Ci chiedono di restare in relazione, di fare scambi di esperienze. in particolare sulle imprese recuperate. Si proprio sulle recuperate, un mio vecchio pallino. Sono contenta. In questi giorni parliamo molto di imprese recuperate anche perché Fabio, che abbiamo visto più volte, è un militante e dirigente della Federacion Argentina de Cooperatives de Trabajadore Autogestionados, e anche membro del consiglio di redazione della rivista Autogestion , ricca di articoli su economia sociale e alternativa.
Ci accoglie al caffè “utopia” del Bauen e ci fa parlare con Federico il presidente della cooperativa di gestione.

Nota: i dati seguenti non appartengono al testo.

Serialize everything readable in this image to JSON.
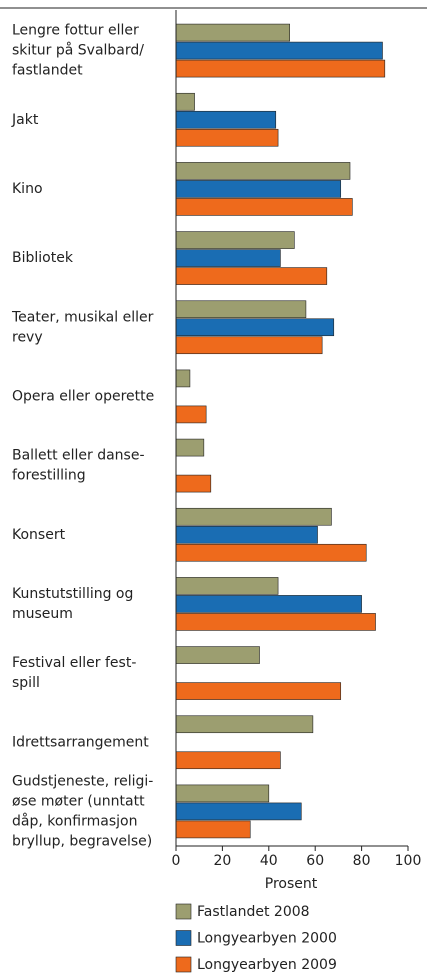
{
  "chart_data": {
    "type": "bar",
    "orientation": "horizontal",
    "categories": [
      "Lengre fottur eller\nskitur på Svalbard/\nfastlandet",
      "Jakt",
      "Kino",
      "Bibliotek",
      "Teater, musikal eller\nrevy",
      "Opera eller operette",
      "Ballett eller danse-\nforestilling",
      "Konsert",
      "Kunstutstilling og\nmuseum",
      "Festival eller fest-\nspill",
      "Idrettsarrangement",
      "Gudstjeneste, religi-\nøse møter (unntatt\ndåp, konfirmasjon\nbryllup, begravelse)"
    ],
    "series": [
      {
        "name": "Fastlandet 2008",
        "color": "#9c9e70",
        "values": [
          49,
          8,
          75,
          51,
          56,
          6,
          12,
          67,
          44,
          36,
          59,
          40
        ]
      },
      {
        "name": "Longyearbyen 2000",
        "color": "#1a6db3",
        "values": [
          89,
          43,
          71,
          45,
          68,
          null,
          null,
          61,
          80,
          null,
          null,
          54
        ]
      },
      {
        "name": "Longyearbyen 2009",
        "color": "#ee6a1c",
        "values": [
          90,
          44,
          76,
          65,
          63,
          13,
          15,
          82,
          86,
          71,
          45,
          32
        ]
      }
    ],
    "xlabel": "Prosent",
    "xlim": [
      0,
      100
    ],
    "xticks": [
      0,
      20,
      40,
      60,
      80,
      100
    ],
    "grid": false,
    "legend": "bottom"
  }
}
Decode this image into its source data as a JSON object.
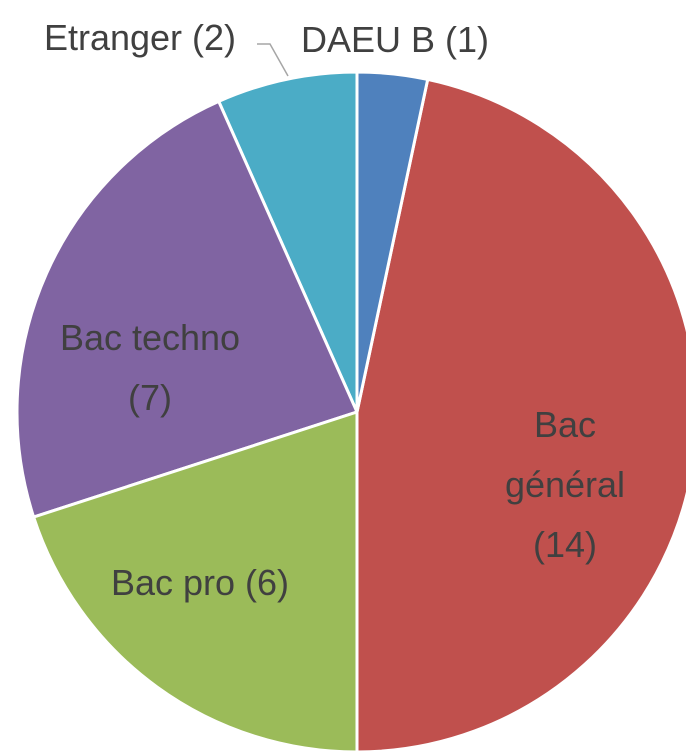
{
  "chart_data": {
    "type": "pie",
    "values": [
      1,
      14,
      6,
      7,
      2
    ],
    "value_labels": [
      "DAEU B (1)",
      "Bac général\n(14)",
      "Bac pro (6)",
      "Bac techno\n(7)",
      "Etranger (2)"
    ],
    "colors": [
      "#4f81bd",
      "#c0504d",
      "#9bbb59",
      "#8064a2",
      "#4bacc6"
    ]
  }
}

Ecco dunque il Bauen. Ci torno volentieri. L’ultima volta è stata due anni fa, con Alessandra. In Italia se ne ha un idea un po’ troppo mitica. Ma è davvero una cosa straordinaria che permane nel tempo.
Tutte le recuperate, va sottolineato, sono le uniche esperienze di risposta alla crisi che sono ancora in piedi segno di una oggettiva consistenza pur se nessuno ti nasconde i problemi e le difficoltà organizzative ed economiche. E’ un lavoro che si crea continuamente. Oggi al Bauen ci sono 150 lavoratori, ancora a combattere per la proprietà che non riesce ad essere definita, con il difficile accesso al credito, con i complessi adempimenti quotidiani che occorrono per servire 18 piani con stanze per gli ospiti e spazi comuni.
Rappresenta una realtà significativa. E sta li a ricordare in tutta la sua imponenza il cambio di segno dato dall’occupazione del 2001: da hotel dei padroni a hotel di tutti! Mi piace toccare la porta da dove i compagni sono entrati la prima volta per ridare lavoro, mi piace il pavimento del primo piano fatto con il marmo dai lavoratori di un’altra impresa recuperata.
Mi piace la mensa per chi vi lavora e il teatro interno. La chiacchiera politica che facciamo con alcuni di loro è bellissima, fatta con intrecci divertenti di spagnolo e italiano. Chissà se l’idea che comincia a girare di una campagna internazionale di finanziamento popolare per il Bauen potrà partire? Sicuramente avrebbe il mio sostegno.
Il viaggio si chiude teneramente in due con un Bife de chorizo e un bicchiere di Quilmes.
Alla prossima Buenos, alla prossima.